Manuel Montero ha destacado más de una vez el asombroso proceso que comenzó en la transición, un proceso en el que los partidos no nacionalistas asumieron voluntariamente el papel de actor secundario, el rol de sujeto paciente de «la construcción nacional de los nacionalistas». Desde entonces, más de la mitad de la población asume la filosofía del realquilado y sublima su frustración invocando la prudencia. Porque es cierto, no lo niego, que en la filosofía del realquilado late también un noble espíritu de prudencia, de búsqueda de la paz social. Se renuncia a agitar las cuestiones que pueden encrespar los ánimos porque lo importante es la convivencia de todos. Prudente postura, sin duda, pero sobre cuya efectividad real para el fin que persigue cabe ser un tanto escéptico, visto lo visto durante estos años. Porque esa asunción unilateral y resignada por los no nacionalistas de su papel de masa «simbólicamente inerte» no parece haber amortiguado el frenesí nacionalista, sino que más bien lo ha excitado. Y lo ha excitado por dos razones: primero, porque al cederles ese campo de juego se les ha hecho creer que es de su exclusiva propiedad. Y segundo, y más importante, porque se les ha concedido una bula de irresponsabilidad. ¿En qué sentido?
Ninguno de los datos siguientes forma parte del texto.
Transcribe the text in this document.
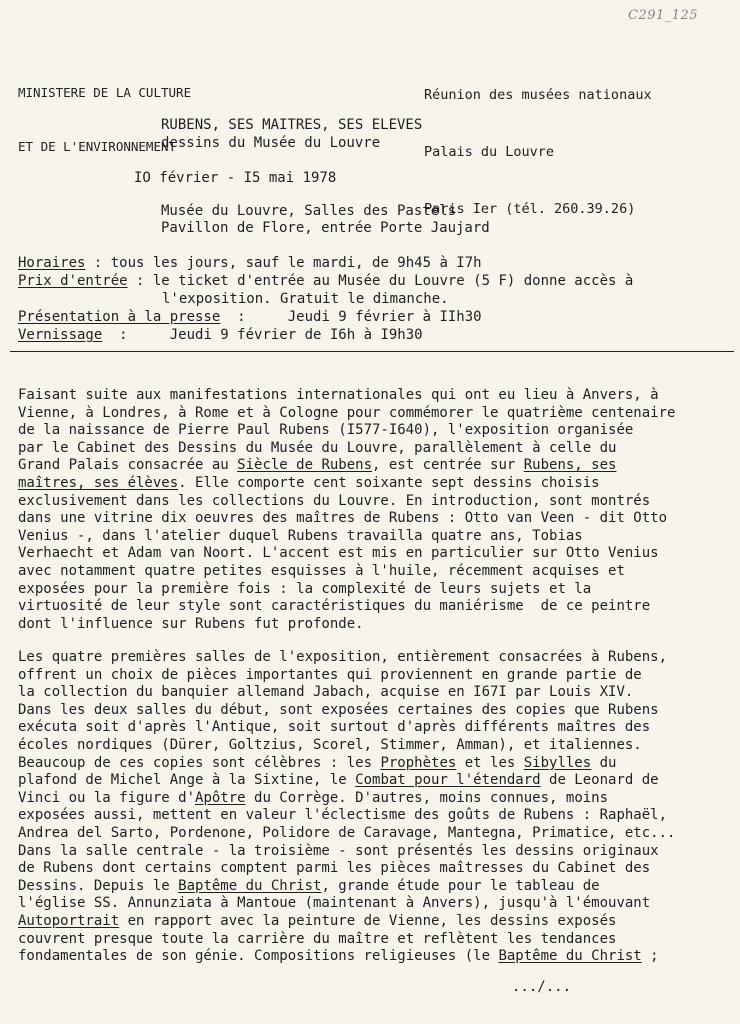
C291_125

MINISTERE DE LA CULTURE

ET DE L'ENVIRONNEMENT

Réunion des musées nationaux

Palais du Louvre

Paris Ier (tél. 260.39.26)

RUBENS, SES MAITRES, SES ELEVES
dessins du Musée du Louvre
IO février - I5 mai 1978
Musée du Louvre, Salles des Pastels
Pavillon de Flore, entrée Porte Jaujard
Horaires : tous les jours, sauf le mardi, de 9h45 à I7h
Prix d'entrée : le ticket d'entrée au Musée du Louvre (5 F) donne accès à
l'exposition. Gratuit le dimanche.
Présentation à la presse  :     Jeudi 9 février à IIh30
Vernissage  :     Jeudi 9 février de I6h à I9h30
Faisant suite aux manifestations internationales qui ont eu lieu à Anvers, à
Vienne, à Londres, à Rome et à Cologne pour commémorer le quatrième centenaire
de la naissance de Pierre Paul Rubens (I577-I640), l'exposition organisée
par le Cabinet des Dessins du Musée du Louvre, parallèlement à celle du
Grand Palais consacrée au Siècle de Rubens, est centrée sur Rubens, ses
maîtres, ses élèves. Elle comporte cent soixante sept dessins choisis
exclusivement dans les collections du Louvre. En introduction, sont montrés
dans une vitrine dix oeuvres des maîtres de Rubens : Otto van Veen - dit Otto
Venius -, dans l'atelier duquel Rubens travailla quatre ans, Tobias
Verhaecht et Adam van Noort. L'accent est mis en particulier sur Otto Venius
avec notamment quatre petites esquisses à l'huile, récemment acquises et
exposées pour la première fois : la complexité de leurs sujets et la
virtuosité de leur style sont caractéristiques du maniérisme  de ce peintre
dont l'influence sur Rubens fut profonde.
Les quatre premières salles de l'exposition, entièrement consacrées à Rubens,
offrent un choix de pièces importantes qui proviennent en grande partie de
la collection du banquier allemand Jabach, acquise en I67I par Louis XIV.
Dans les deux salles du début, sont exposées certaines des copies que Rubens
exécuta soit d'après l'Antique, soit surtout d'après différents maîtres des
écoles nordiques (Dürer, Goltzius, Scorel, Stimmer, Amman), et italiennes.
Beaucoup de ces copies sont célèbres : les Prophètes et les Sibylles du
plafond de Michel Ange à la Sixtine, le Combat pour l'étendard de Leonard de
Vinci ou la figure d'Apôtre du Corrège. D'autres, moins connues, moins
exposées aussi, mettent en valeur l'éclectisme des goûts de Rubens : Raphaël,
Andrea del Sarto, Pordenone, Polidore de Caravage, Mantegna, Primatice, etc...
Dans la salle centrale - la troisième - sont présentés les dessins originaux
de Rubens dont certains comptent parmi les pièces maîtresses du Cabinet des
Dessins. Depuis le Baptême du Christ, grande étude pour le tableau de
l'église SS. Annunziata à Mantoue (maintenant à Anvers), jusqu'à l'émouvant
Autoportrait en rapport avec la peinture de Vienne, les dessins exposés
couvrent presque toute la carrière du maître et reflètent les tendances
fondamentales de son génie. Compositions religieuses (le Baptême du Christ ;
.../...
En el de que los nacionalistas pueden adoptar cualquier posición político-simbólica que deseen, por extremosa e hiriente que sea, con la seguridad de que tal conducta no les pasará factura política ninguna. Pueden rechazar las normas constitucionales, las instituciones comunes, la pertenencia compartida y todos sus símbolos, que no por ello dejarán de ser aceptados como interesantes 'partners' políticos, ni se interrumpirá el amable diálogo con ellos.
Ellos tienen libertad total para hacer alegres bilbiriketas con los símbolos, los demás somos tan responsables y prudentes que guardamos silencio, hacemos de tripas corazón por la convivencia y les echamos una mano en pro de la gobernabilidad del país. E incluso esperamos que se moderen gracias a nuestro ejemplo. Quizás algún día sea así, pero lo dudo mucho.